Making old-fashioned strawberry pretzel salad couldn't be easier. Let's get started. Set your oven to 350F. Combine the strawberry jello mix with the boiling water, then set it aside so it can cool down to room temperature. While the jello is cooling, pop the pretzels into a ziplock bag and crush them with a rolling pin (a bottle or meat tenderizer will also work).
Melt the butter in a pot and stir in ¼ cup sugar, followed by the crushed pretzels. Put the pretzel mixture into a baking dish, and gently, but firmly press it into the bottom. Bake the pretzel base for 10 minutes, then remove it from the oven to cool completely.
Next up is that delicious, smooth cream cheese layer. Beat the cream cheese with ½ cup sugar until it's nice and fluffy. Fold in the Cool Whip until it's totally combined with the cream cheese.
Layer the mixture over the crust, then put it in the fridge for half an hour. Mix the sliced strawberries into the jello mixture. Pour it over the cream cheese layer, then pop it in the fridge for a few hours to set. Once set, slice and serve your strawberry pretzel salad and enjoy!
You can make strawberry pretzel salad up to one day in advance.
Make sure to spread the cream cheese layer to the edges. This will ensure the jello layer doesn't leak down the sides of your pretzel salad.
Swap out the strawberries for other types of berries or fruits, and use a different flavor of jello for a fun variation on this classic recipe. Raspberry and lemon, orange and blueberry, or blackberry and mixed berry are tasty alternatives. Pineapple, peach, and mandarin oranges are also amazing!
Nuts like pecans or almonds are a great addition to this recipe.

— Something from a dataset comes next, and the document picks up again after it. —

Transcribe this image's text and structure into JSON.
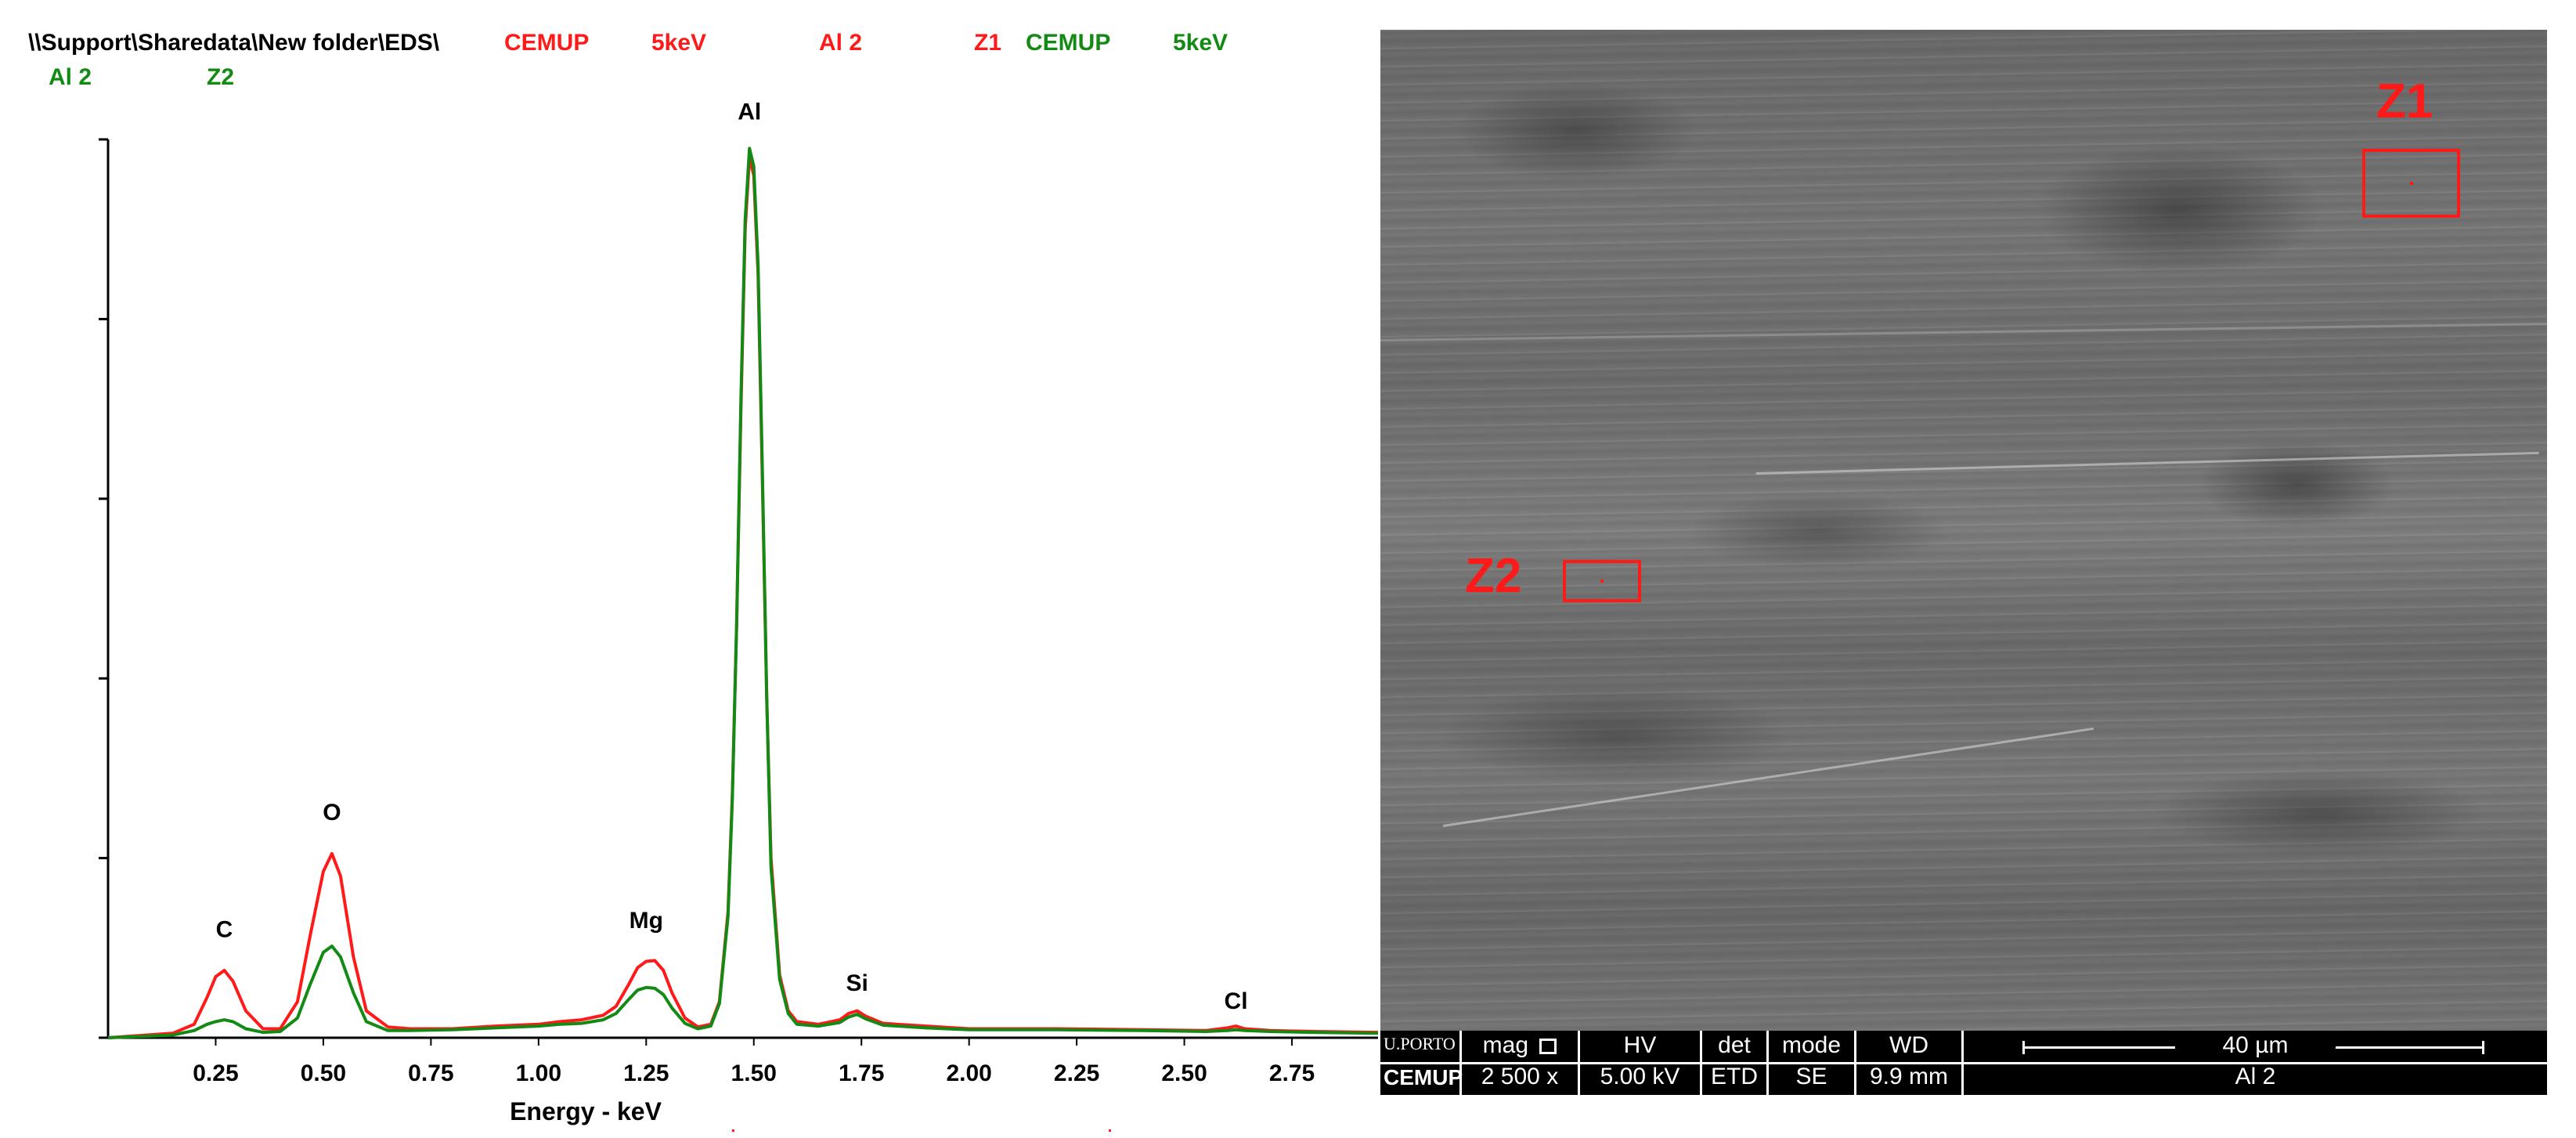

If you don't have Cool Whip, use whipped cream instead. However, one thing to note is that whipped cream will soften the pretzels more compared to Cool Whip. You'll also need to mix 2/3 cup sugar into the cream cheese to achieve the same sweetness.
For a dairy-free strawberry pretzel salad, use dairy-free cream cheese instead.

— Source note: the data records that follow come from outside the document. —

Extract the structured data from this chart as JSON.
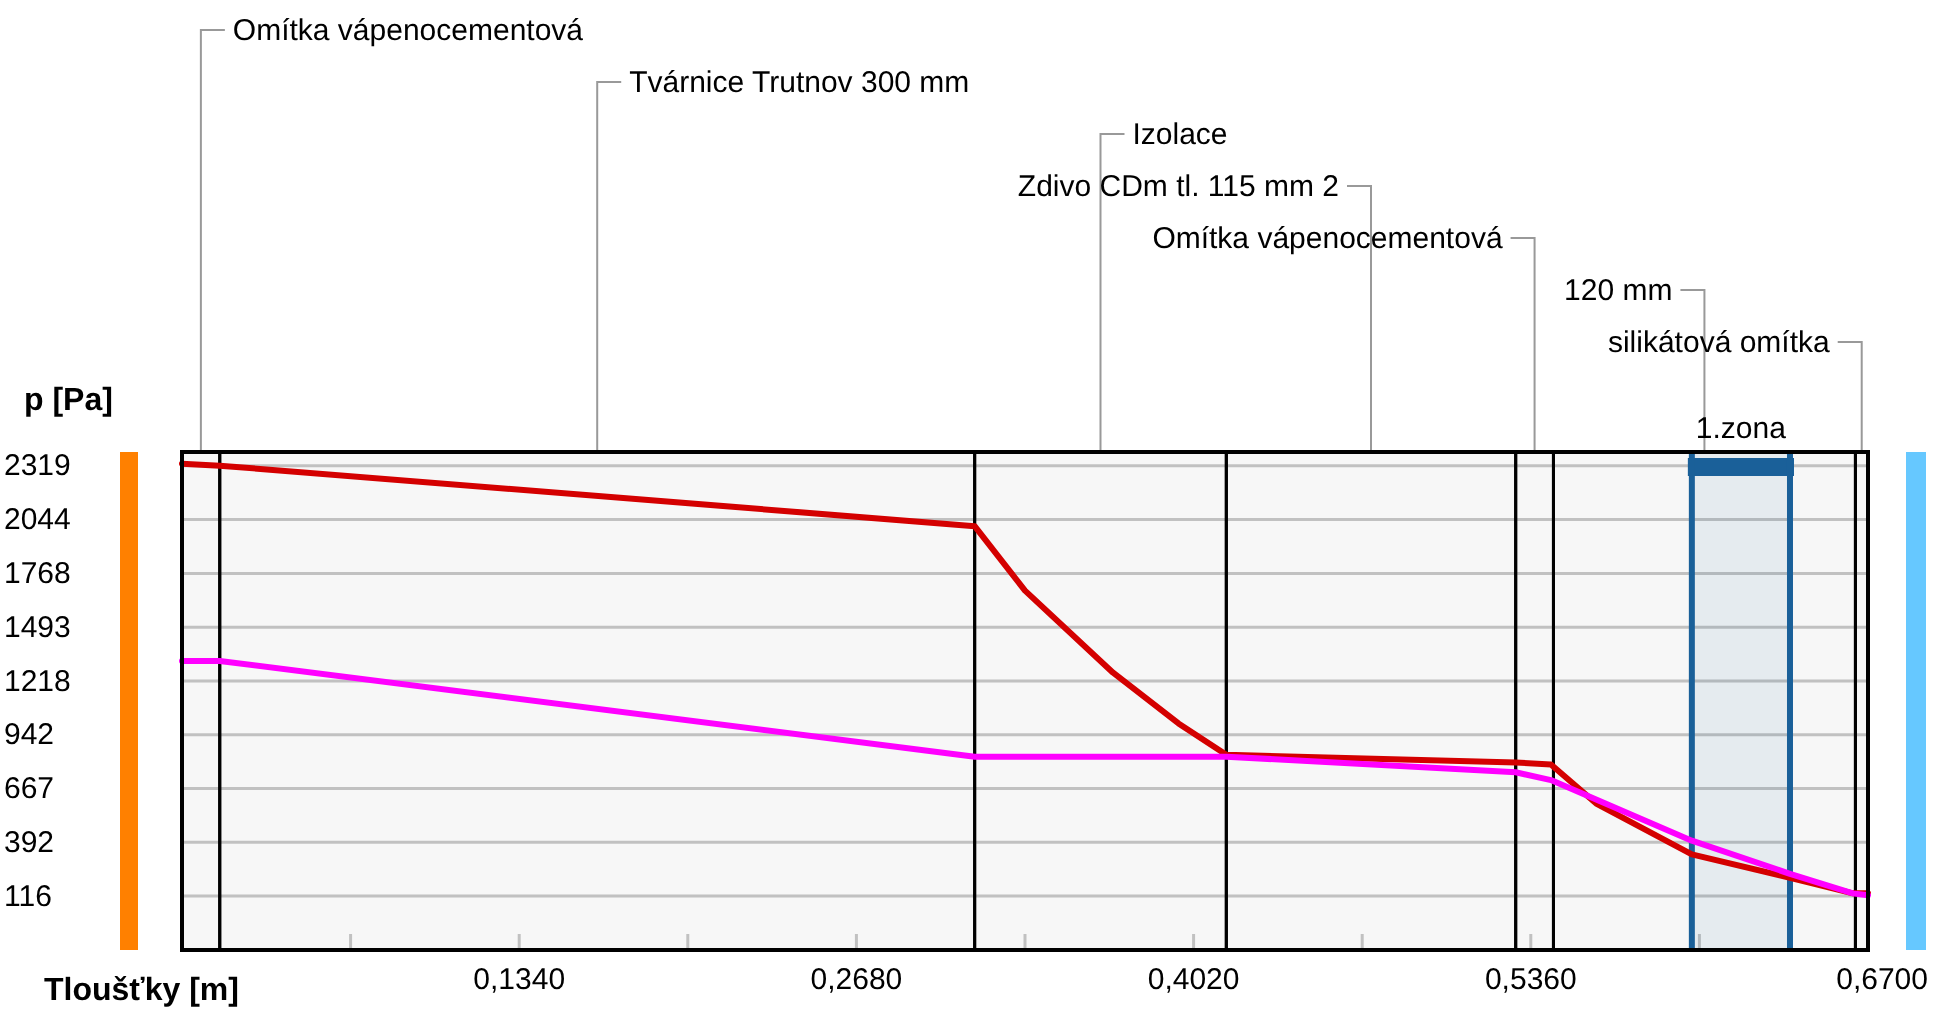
{
  "chart_data": {
    "type": "line",
    "xlabel": "Tloušťky [m]",
    "ylabel": "p [Pa]",
    "xlim": [
      0,
      0.67
    ],
    "xticks": [
      {
        "value": 0.067,
        "label": null
      },
      {
        "value": 0.134,
        "label": "0,1340"
      },
      {
        "value": 0.201,
        "label": null
      },
      {
        "value": 0.268,
        "label": "0,2680"
      },
      {
        "value": 0.335,
        "label": null
      },
      {
        "value": 0.402,
        "label": "0,4020"
      },
      {
        "value": 0.469,
        "label": null
      },
      {
        "value": 0.536,
        "label": "0,5360"
      },
      {
        "value": 0.603,
        "label": null
      },
      {
        "value": 0.67,
        "label": "0,6700"
      }
    ],
    "ylim": [
      -160,
      2390
    ],
    "yticks": [
      116,
      392,
      667,
      942,
      1218,
      1493,
      1768,
      2044,
      2319
    ],
    "grid": "y",
    "series": [
      {
        "color": "#d40000",
        "x": [
          0,
          0.015,
          0.315,
          0.335,
          0.37,
          0.396,
          0.415,
          0.53,
          0.544,
          0.562,
          0.6,
          0.639,
          0.664,
          0.67
        ],
        "values": [
          2330,
          2320,
          2010,
          1680,
          1260,
          1000,
          840,
          800,
          790,
          590,
          330,
          210,
          130,
          130
        ]
      },
      {
        "color": "#ff00ff",
        "x": [
          0,
          0.015,
          0.315,
          0.415,
          0.53,
          0.544,
          0.6,
          0.639,
          0.664,
          0.67
        ],
        "values": [
          1320,
          1320,
          830,
          830,
          750,
          710,
          400,
          230,
          130,
          120
        ]
      }
    ],
    "bands": [
      {
        "axis": "x",
        "from": 0,
        "to": 0.015,
        "label": "Omítka vápenocementová",
        "color": "#000000"
      },
      {
        "axis": "x",
        "from": 0.015,
        "to": 0.315,
        "label": "Tvárnice Trutnov 300 mm",
        "color": "#000000"
      },
      {
        "axis": "x",
        "from": 0.315,
        "to": 0.415,
        "label": "Izolace",
        "color": "#000000"
      },
      {
        "axis": "x",
        "from": 0.415,
        "to": 0.53,
        "label": "Zdivo CDm tl. 115 mm 2",
        "color": "#000000"
      },
      {
        "axis": "x",
        "from": 0.53,
        "to": 0.545,
        "label": "Omítka vápenocementová",
        "color": "#000000"
      },
      {
        "axis": "x",
        "from": 0.545,
        "to": 0.665,
        "label": "120 mm",
        "color": "#000000"
      },
      {
        "axis": "x",
        "from": 0.665,
        "to": 0.67,
        "label": "silikátová omítka",
        "color": "#000000"
      },
      {
        "axis": "x",
        "from": 0.6,
        "to": 0.639,
        "label": "1.zona",
        "color": "#1a6099"
      }
    ],
    "ref_lines": [
      {
        "axis": "x",
        "value": 0.6,
        "color": "#1a6099"
      },
      {
        "axis": "x",
        "value": 0.639,
        "color": "#1a6099"
      }
    ]
  }
}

Be gentle when pouring the jello over the cream cheese layer to avoid making any cracks.
Cover your strawberry pretzel salad with cling film and keep it in the fridge for 3 to 4 days.
Preheat your oven to 350F. Whisk the jello powder with boiling water, then leave to cool to room temperature.
Put the pretzels in a sealable bag. Crush them with a rolling pin.
Melt the butter in a saucepan. Stir in the ¼ cup sugar.
Stir in crushed pretzels. Pour the mixture into a baking dish, and press into the bottom to form a crust.
Bake for 10 minutes, then remove from oven to cool completely.
Beat the cream cheese with ½ cup sugar until fluffy. Fold in the Cool Whip until completely mixed.
Layer the mixture over the crust, then place in the fridge for 30 minutes.
Mix the sliced strawberries into the jello.
Pour over the cream cheese layer, then place in the fridge for 2 to 4 hours to set.
Use a 9×13-inch baking dish to make your pretzel salad.